ここまで読まれた方は、デトックス作用を高めるには肝臓の時間の午前1時に眠りにつけば良いのね。と思われるかと思いますが、実は肝臓のデトックス作用を高める為には切っても切り離せない肝臓のサポート役、胆の力が必要です。
胆は肝臓で作られた胆汁を溜め、肝臓の持つ解毒作用(デトックス作用)と協力し老廃物を体外へ排泄する働きをもっています。

胆の担当する時間は、午後23時~午前1時です。
この胆の時間帯に寝ていると胆汁の分泌や排泄が活発になり、肝臓の解毒作用(デトックス作用)が高まる一方で、この時間帯に起きていると、胆が休まらず、胆嚢や肝臓の病気になりやすくなると言われています。

●横になり目を瞑る
東洋医学では目は肝臓と深い関係があり、目を使い過ぎると肝臓は消耗してしまいます。
1日のうち3分でも5分でも良いので横になり目を瞑ることで、肝臓の働きが回復します。
春は特に目の疲れが現れやすいので、デスクワークでの作業が多い方は、意識的に行って頂くと良いです。

●春の旬食材を食べる
春の旬野菜にはキャベツ、新玉ねぎ、新にんじん、アスパラなどが挙げられます。
春野菜には、春の体を手助けする栄養が沢山含まれておりますので、春の間は特にこれらの野菜を沢山食べて頂くことで肝臓の働きが高まります。

●甘味に気を付ける
心が前向きになり、体は行動を起こしたくなる春ですが、外へ外へと意識が向かう事で知らず知らずの内に体が緊張・興奮しやすい季節でもあります。
そうすると私達は無意識に体を一時的に緩ませる
為に、甘味によって心や体をリラックスさせようとします。
しかし、甘味は肝臓のデトックス力を弱め、かえって体の中にゴミを溜めてしまうことの原因となりますので、春は特に気を付けられたい味になります。
また、甘味を多く含む炭水化物やお菓子、ジュースなどには、依存性があり、習慣化してしまうことが多いので注意が必要です。
(甘味が無性に食べたくなるのは、心や体が緊張・興奮しているサインです。

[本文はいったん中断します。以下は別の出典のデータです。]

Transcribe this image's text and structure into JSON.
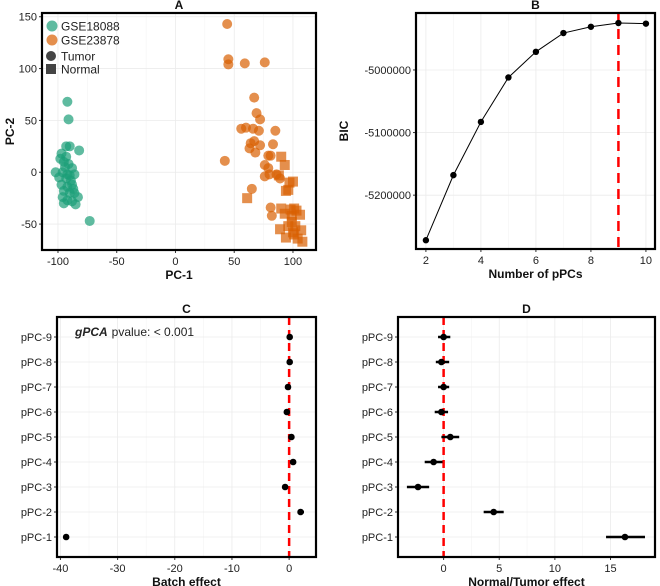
{
  "chart_data": [
    {
      "panel": "A",
      "type": "scatter",
      "title": "A",
      "xlabel": "PC-1",
      "ylabel": "PC-2",
      "xlim": [
        -113.6,
        119.6
      ],
      "ylim": [
        -75,
        153.6
      ],
      "xticks": [
        -100,
        -50,
        0,
        50,
        100
      ],
      "yticks": [
        -50,
        0,
        50,
        100,
        150
      ],
      "grid": true,
      "legend_position": "top-left",
      "legend": {
        "color": [
          {
            "label": "GSE18088",
            "color": "#1b9e77"
          },
          {
            "label": "GSE23878",
            "color": "#d95f02"
          }
        ],
        "shape": [
          {
            "label": "Tumor",
            "shape": "circle"
          },
          {
            "label": "Normal",
            "shape": "square"
          }
        ]
      },
      "series": [
        {
          "name": "GSE18088 Tumor",
          "color": "#1b9e77",
          "shape": "circle",
          "points": [
            [
              -92,
              68
            ],
            [
              -91,
              51
            ],
            [
              -93,
              25
            ],
            [
              -90,
              25
            ],
            [
              -82,
              21
            ],
            [
              -97,
              18
            ],
            [
              -98,
              13
            ],
            [
              -95,
              10
            ],
            [
              -91,
              8
            ],
            [
              -88,
              4
            ],
            [
              -102,
              0
            ],
            [
              -96,
              0
            ],
            [
              -92,
              -2
            ],
            [
              -86,
              -2
            ],
            [
              -93,
              -6
            ],
            [
              -89,
              -8
            ],
            [
              -97,
              -12
            ],
            [
              -92,
              -14
            ],
            [
              -88,
              -12
            ],
            [
              -95,
              -18
            ],
            [
              -90,
              -20
            ],
            [
              -86,
              -20
            ],
            [
              -83,
              -24
            ],
            [
              -96,
              -24
            ],
            [
              -92,
              -27
            ],
            [
              -88,
              -28
            ],
            [
              -95,
              -30
            ],
            [
              -85,
              -31
            ],
            [
              -73,
              -47
            ],
            [
              -94,
              5
            ],
            [
              -90,
              -3
            ],
            [
              -99,
              -5
            ],
            [
              -93,
              15
            ],
            [
              -87,
              -16
            ]
          ]
        },
        {
          "name": "GSE23878 Tumor",
          "color": "#d95f02",
          "shape": "circle",
          "points": [
            [
              44,
              143
            ],
            [
              45,
              109
            ],
            [
              45,
              104
            ],
            [
              59,
              105
            ],
            [
              76,
              106
            ],
            [
              67,
              72
            ],
            [
              69,
              57
            ],
            [
              72,
              51
            ],
            [
              56,
              42
            ],
            [
              60,
              43
            ],
            [
              66,
              42
            ],
            [
              71,
              40
            ],
            [
              85,
              40
            ],
            [
              64,
              28
            ],
            [
              67,
              30
            ],
            [
              72,
              26
            ],
            [
              83,
              27
            ],
            [
              63,
              23
            ],
            [
              68,
              19
            ],
            [
              79,
              16
            ],
            [
              81,
              16
            ],
            [
              42,
              11
            ],
            [
              76,
              7
            ],
            [
              79,
              4
            ],
            [
              80,
              -2
            ],
            [
              76,
              -4
            ],
            [
              86,
              -2
            ],
            [
              89,
              -6
            ],
            [
              65,
              -16
            ],
            [
              81,
              -34
            ],
            [
              82,
              -42
            ]
          ]
        },
        {
          "name": "GSE23878 Normal",
          "color": "#d95f02",
          "shape": "square",
          "points": [
            [
              61,
              -25
            ],
            [
              90,
              15
            ],
            [
              93,
              7
            ],
            [
              88,
              -3
            ],
            [
              97,
              -10
            ],
            [
              100,
              -9
            ],
            [
              94,
              -18
            ],
            [
              96,
              -17
            ],
            [
              90,
              -35
            ],
            [
              98,
              -36
            ],
            [
              101,
              -35
            ],
            [
              103,
              -37
            ],
            [
              93,
              -40
            ],
            [
              99,
              -42
            ],
            [
              106,
              -41
            ],
            [
              99,
              -48
            ],
            [
              89,
              -55
            ],
            [
              96,
              -52
            ],
            [
              102,
              -52
            ],
            [
              107,
              -56
            ],
            [
              94,
              -63
            ],
            [
              101,
              -60
            ],
            [
              104,
              -64
            ],
            [
              108,
              -67
            ],
            [
              100,
              -58
            ]
          ]
        }
      ]
    },
    {
      "panel": "B",
      "type": "line",
      "title": "B",
      "xlabel": "Number of pPCs",
      "ylabel": "BIC",
      "x": [
        2,
        3,
        4,
        5,
        6,
        7,
        8,
        9,
        10
      ],
      "y": [
        -5272000,
        -5168000,
        -5083000,
        -5012000,
        -4971000,
        -4941000,
        -4931000,
        -4925000,
        -4926000
      ],
      "xlim": [
        1.64,
        10.33
      ],
      "ylim": [
        -5286000,
        -4909000
      ],
      "xticks": [
        2,
        4,
        6,
        8,
        10
      ],
      "yticks": [
        -5200000,
        -5100000,
        -5000000
      ],
      "ytick_labels": [
        "-5200000",
        "-5100000",
        "-5000000"
      ],
      "vline": {
        "x": 9,
        "color": "#ff0000",
        "style": "dashed"
      },
      "grid": true
    },
    {
      "panel": "C",
      "type": "scatter",
      "title": "C",
      "xlabel": "Batch effect",
      "ylabel": "",
      "categories": [
        "pPC-1",
        "pPC-2",
        "pPC-3",
        "pPC-4",
        "pPC-5",
        "pPC-6",
        "pPC-7",
        "pPC-8",
        "pPC-9"
      ],
      "values": [
        -39,
        2.0,
        -0.7,
        0.7,
        0.4,
        -0.4,
        -0.2,
        0.1,
        0.1
      ],
      "ci_low": [
        -39.3,
        1.5,
        -1.1,
        0.4,
        0.1,
        -0.7,
        -0.5,
        -0.2,
        -0.2
      ],
      "ci_high": [
        -38.7,
        2.6,
        -0.3,
        1.0,
        0.7,
        -0.1,
        0.1,
        0.4,
        0.4
      ],
      "xlim": [
        -40.6,
        4.7
      ],
      "xticks": [
        -40,
        -30,
        -20,
        -10,
        0
      ],
      "vline": {
        "x": 0,
        "color": "#ff0000",
        "style": "dashed"
      },
      "annotation": {
        "method": "gPCA",
        "text": "pvalue: < 0.001"
      },
      "grid": true
    },
    {
      "panel": "D",
      "type": "scatter",
      "title": "D",
      "xlabel": "Normal/Tumor effect",
      "ylabel": "",
      "categories": [
        "pPC-1",
        "pPC-2",
        "pPC-3",
        "pPC-4",
        "pPC-5",
        "pPC-6",
        "pPC-7",
        "pPC-8",
        "pPC-9"
      ],
      "values": [
        16.3,
        4.5,
        -2.3,
        -0.9,
        0.6,
        -0.2,
        0.0,
        -0.2,
        0.0
      ],
      "ci_low": [
        14.6,
        3.6,
        -3.3,
        -1.7,
        -0.2,
        -0.8,
        -0.5,
        -0.7,
        -0.5
      ],
      "ci_high": [
        18.1,
        5.4,
        -1.3,
        -0.1,
        1.4,
        0.4,
        0.5,
        0.5,
        0.6
      ],
      "xlim": [
        -4.1,
        19
      ],
      "xticks": [
        0,
        5,
        10,
        15
      ],
      "vline": {
        "x": 0,
        "color": "#ff0000",
        "style": "dashed"
      },
      "grid": true
    }
  ]
}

)

●運動
現代は様々な運動方法がありますが、私が最もおすすめしている運動は、歩くことです。
歩くことは全身を整える骨盤矯正法であるのと同時に、私達人間が今まで生きてきた中で自然に行われてきた人間の基本的な運動となります。
注意点としては、あまり歩き過ぎてしまうとかえって体力が消耗し疲れてしまいますので、1日3,40分を目安に体が心地良い範囲でお散歩を運動として取り入れられると良いです。
適度な運動は、睡眠の質を高め体のデトックス作用を高めてくれるのはもちろん、心や体に対する緊張感や興奮も沈めてくれます。

●日常に取り入れるストレッチ
春になり興奮、緊張が行き過ぎてしまう場合は適度にリラックスすることも必要です。
リラックスをしようと思いつつも、中々どのように行えば良いのかが分からないという方もいっしゃると思うのですが、1番簡単な方法は体を緩ませるストレッチを行うことです。
ストレッチはシンプルなもので宜しいので、日常的に行い習慣化されてゆくと、自然と体が緩むという状態を覚え、徐々に緊張しづらいリラックスした体の使い方が出来るようになってきます。
過度な緊張や興奮を沈めることは、高振り過ぎた肝臓の働きを抑え、肝臓の働きをスムーズにする作用があります。

以上が春を健やかに過ごす為の東洋医学的な養生法となります。
上記に記載しているこれらは全て肝臓のデトックス力を高め、春に悩まされやすい症状を予防する為の方法になります。
反対にこのような養生法に逆らった過ごし方をされますと心身の不調に繋がりやすいので、気を付けられて下さい。

最後に。

春は植物が芽を出し、虫達や動物達が動き回るように、普段は隠れているけれど実は元々もっている自分自身の弱い症状が表面化してきやすい季節です。
反対に言いますと、自分の体質的に弱いところが明確に分かるチャンスでもあります。
いつも皆さんにお伝えしているように、健やかな体を取り戻すには、今の自分自身の心や体で起こっている原因を知り、対処することが大切です。

春の不調は、そんな自分自身を知るきっかけにもなりますので、決してネガティブに捉えず、前向きに捉えて頂きたいところです。

今まで溜め込んできた不要なものをしっかり出して、すっきりとした気持ちで1年のスタートを切りましょうね。ここまで読んでくださりありがとうございました。良い1日をお過ごしください。